Кимберли Гендерсон нетерпеливо расхаживала по комнате.

— Ким, — медленно проговорила Эпонина, — извини, но я никак не могу сконцентрироваться на выборе квартиры, когда вокруг столько происходит. Где мы? Почему? Что представляет собой это место? — она вспомнила тот безумный инструктаж, когда три дня назад капитан Макмиллан информировал их о том, что прибывшие находятся внутри космического корабля, построенного и снаряженного инопланетянами, «чтобы понаблюдать за жителями Земли».

Кимберли Гендерсон раскурила сигарету и с силой выдохнула дым, пожала плечами.

— Наплевать, Эпонина, — сказала она. — Я не знаю ответа на эти вопросы, однако могу сказать, что, если мы не выберем эту квартиру, нам останется то, чего не взяли другие.

Эпонина несколько секунд поглядела на нее и вздохнула.

— По-моему, это нечестно, — пожаловалась она. — У пассажиров «Пинты» и «Ниньи» был выбор, а нам приходится копаться в том, от чего отказались они.

— А ты ожидала другого? — быстро спросила Кимберли. — На нашем корабле летели осужденные… конечно же, нам достались остатки. Но мы, наконец, на свободе.

— Значит, ты хочешь остановиться здесь?

— Да, — ответила Кимберли. — Кроме того, я хочу дать заявку на те две квартиры, которые мы видели сегодня утром возле рынка Хаконе, на случай, если нас здесь прокатят. Если к вечеру у нас еще не будет дома, боюсь, что нам действительно придется туго.

«Я сделала ошибку, — думала Эпонина, наблюдая за расхаживающей по комнате Кимберли. — И зачем я согласилась жить с ней. Но что мне оставалось? Условия, предоставляемые здесь одиночкам, совсем неприемлемы».

Эпонина не привыкла к быстрым изменениям в жизни. В отличие от Кимберли Гендерсон, чего только не пережившей и не испытавшей к девятнадцати годам, когда она совершила убийство, Эпонина провела свое детство и юность в относительном уюте. Она выросла в сиротском доме возле Лиможа во Франции и до тех пор, пока в семнадцать лет профессор Моро не взял ее в Париж показать знаменитые музеи, никогда не покидала своей родной провинции. Ей было трудно даже решиться подать заявление в колонию Лоуэлл, но в Бурже, кроме тюрьмы, ее ничто не ожидало, а Марс давал шанс на свободу. После долгих колебаний, пересилив себя, она решила подать заявление в МКА.

В колонисты ее взяли из-за выдающихся успехов в учебе, в особенности по части любых искусств; кроме того, она свободно владела английским и зарекомендовала себя идеальной заключенной.
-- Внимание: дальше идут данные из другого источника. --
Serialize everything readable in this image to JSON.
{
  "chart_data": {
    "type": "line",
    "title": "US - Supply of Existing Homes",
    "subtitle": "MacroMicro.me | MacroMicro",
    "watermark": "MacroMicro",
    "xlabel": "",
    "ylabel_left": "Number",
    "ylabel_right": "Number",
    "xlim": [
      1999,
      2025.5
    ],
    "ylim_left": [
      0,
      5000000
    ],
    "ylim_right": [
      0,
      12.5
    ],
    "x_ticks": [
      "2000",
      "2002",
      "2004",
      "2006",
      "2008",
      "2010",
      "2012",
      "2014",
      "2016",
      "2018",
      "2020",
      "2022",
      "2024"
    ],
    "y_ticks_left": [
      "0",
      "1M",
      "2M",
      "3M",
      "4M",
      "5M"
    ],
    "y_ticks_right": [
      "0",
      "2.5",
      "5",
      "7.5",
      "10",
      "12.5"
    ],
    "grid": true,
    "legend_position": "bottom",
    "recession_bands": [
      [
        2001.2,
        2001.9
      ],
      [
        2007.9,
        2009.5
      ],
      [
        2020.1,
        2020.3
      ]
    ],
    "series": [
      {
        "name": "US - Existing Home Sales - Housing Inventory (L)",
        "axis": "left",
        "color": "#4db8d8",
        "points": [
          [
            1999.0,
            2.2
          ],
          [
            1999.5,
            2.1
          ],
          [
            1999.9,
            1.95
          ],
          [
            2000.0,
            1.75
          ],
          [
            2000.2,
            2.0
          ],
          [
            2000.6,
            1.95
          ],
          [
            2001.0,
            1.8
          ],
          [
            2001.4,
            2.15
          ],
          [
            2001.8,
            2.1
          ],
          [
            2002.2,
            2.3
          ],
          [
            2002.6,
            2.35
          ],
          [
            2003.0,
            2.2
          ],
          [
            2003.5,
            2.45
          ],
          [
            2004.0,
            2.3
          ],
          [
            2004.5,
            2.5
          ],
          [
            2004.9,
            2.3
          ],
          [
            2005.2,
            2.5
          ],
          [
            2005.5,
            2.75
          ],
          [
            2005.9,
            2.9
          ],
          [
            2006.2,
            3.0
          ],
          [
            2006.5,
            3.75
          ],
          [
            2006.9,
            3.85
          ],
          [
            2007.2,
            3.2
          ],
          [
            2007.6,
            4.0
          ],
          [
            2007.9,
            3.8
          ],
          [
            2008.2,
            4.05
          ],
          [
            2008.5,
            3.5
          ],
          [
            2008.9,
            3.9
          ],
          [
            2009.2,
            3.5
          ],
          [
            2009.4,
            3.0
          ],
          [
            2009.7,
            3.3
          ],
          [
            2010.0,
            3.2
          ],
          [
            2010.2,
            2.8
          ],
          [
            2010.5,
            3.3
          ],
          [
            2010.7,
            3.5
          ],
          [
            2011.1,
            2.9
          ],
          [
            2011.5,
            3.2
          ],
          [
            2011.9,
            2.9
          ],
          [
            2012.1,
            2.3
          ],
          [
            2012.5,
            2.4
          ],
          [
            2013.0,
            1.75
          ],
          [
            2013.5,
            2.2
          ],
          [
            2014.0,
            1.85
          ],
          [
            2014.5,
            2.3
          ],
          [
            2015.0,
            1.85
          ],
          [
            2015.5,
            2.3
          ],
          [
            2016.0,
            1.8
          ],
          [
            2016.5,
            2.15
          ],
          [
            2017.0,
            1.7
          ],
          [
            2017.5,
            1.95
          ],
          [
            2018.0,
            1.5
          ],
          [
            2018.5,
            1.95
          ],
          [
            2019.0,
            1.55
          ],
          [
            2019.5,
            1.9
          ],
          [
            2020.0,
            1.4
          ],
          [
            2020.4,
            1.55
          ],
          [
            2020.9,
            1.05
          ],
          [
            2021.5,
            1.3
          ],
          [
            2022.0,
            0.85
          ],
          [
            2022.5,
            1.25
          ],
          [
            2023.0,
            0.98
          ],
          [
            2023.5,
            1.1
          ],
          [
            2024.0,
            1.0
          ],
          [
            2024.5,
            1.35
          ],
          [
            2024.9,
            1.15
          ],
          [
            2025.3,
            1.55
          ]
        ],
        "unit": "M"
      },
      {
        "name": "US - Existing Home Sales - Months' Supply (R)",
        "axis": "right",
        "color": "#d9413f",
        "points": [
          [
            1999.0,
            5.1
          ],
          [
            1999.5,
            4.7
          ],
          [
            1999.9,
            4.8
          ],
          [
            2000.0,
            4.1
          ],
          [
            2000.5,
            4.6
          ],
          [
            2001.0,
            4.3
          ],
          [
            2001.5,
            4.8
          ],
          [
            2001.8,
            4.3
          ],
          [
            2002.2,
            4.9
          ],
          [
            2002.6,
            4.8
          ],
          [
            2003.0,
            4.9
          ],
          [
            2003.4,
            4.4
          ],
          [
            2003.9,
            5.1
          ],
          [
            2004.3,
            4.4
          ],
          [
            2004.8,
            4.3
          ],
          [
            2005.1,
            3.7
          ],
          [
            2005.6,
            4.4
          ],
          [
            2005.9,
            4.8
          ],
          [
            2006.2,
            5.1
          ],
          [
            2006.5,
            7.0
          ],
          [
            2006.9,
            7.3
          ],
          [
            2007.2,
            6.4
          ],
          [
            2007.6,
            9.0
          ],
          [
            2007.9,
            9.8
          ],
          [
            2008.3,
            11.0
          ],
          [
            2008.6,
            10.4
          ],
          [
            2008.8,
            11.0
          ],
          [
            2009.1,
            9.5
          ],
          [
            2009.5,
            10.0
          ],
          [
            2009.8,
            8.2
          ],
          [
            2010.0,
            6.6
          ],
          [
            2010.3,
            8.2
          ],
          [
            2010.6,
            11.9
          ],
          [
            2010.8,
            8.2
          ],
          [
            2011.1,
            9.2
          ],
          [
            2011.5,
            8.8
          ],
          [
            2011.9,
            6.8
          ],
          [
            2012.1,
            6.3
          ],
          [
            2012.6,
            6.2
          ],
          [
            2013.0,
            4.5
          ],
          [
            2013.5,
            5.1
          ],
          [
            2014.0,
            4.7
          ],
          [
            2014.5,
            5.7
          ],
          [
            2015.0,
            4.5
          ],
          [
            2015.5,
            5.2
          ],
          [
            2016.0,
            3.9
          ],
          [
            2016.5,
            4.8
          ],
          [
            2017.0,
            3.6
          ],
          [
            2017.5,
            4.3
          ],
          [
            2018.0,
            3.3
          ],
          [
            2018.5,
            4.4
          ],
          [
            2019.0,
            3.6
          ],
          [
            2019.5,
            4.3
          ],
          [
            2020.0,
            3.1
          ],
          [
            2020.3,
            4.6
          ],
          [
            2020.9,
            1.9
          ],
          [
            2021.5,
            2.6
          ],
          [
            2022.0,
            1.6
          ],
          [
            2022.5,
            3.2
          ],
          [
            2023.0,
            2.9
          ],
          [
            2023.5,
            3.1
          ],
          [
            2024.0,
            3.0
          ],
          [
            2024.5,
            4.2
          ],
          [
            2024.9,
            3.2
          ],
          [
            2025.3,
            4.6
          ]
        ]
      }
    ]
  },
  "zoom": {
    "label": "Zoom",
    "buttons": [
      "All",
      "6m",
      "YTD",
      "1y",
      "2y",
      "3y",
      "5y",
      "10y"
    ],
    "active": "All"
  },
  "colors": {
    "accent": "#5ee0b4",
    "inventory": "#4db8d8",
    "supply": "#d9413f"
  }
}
В досье МКА роль ее в колонии Лоуэлл определялась как «преподаватель театрального и прочих видов искусства в средней школе». Невзирая на известные трудности, перенесенные во время полета, Эпонина ощутила заметный прилив адреналина, когда в окошке «Санта-Марии» появился Марс. Теперь ее ждет новая жизнь в новом мире.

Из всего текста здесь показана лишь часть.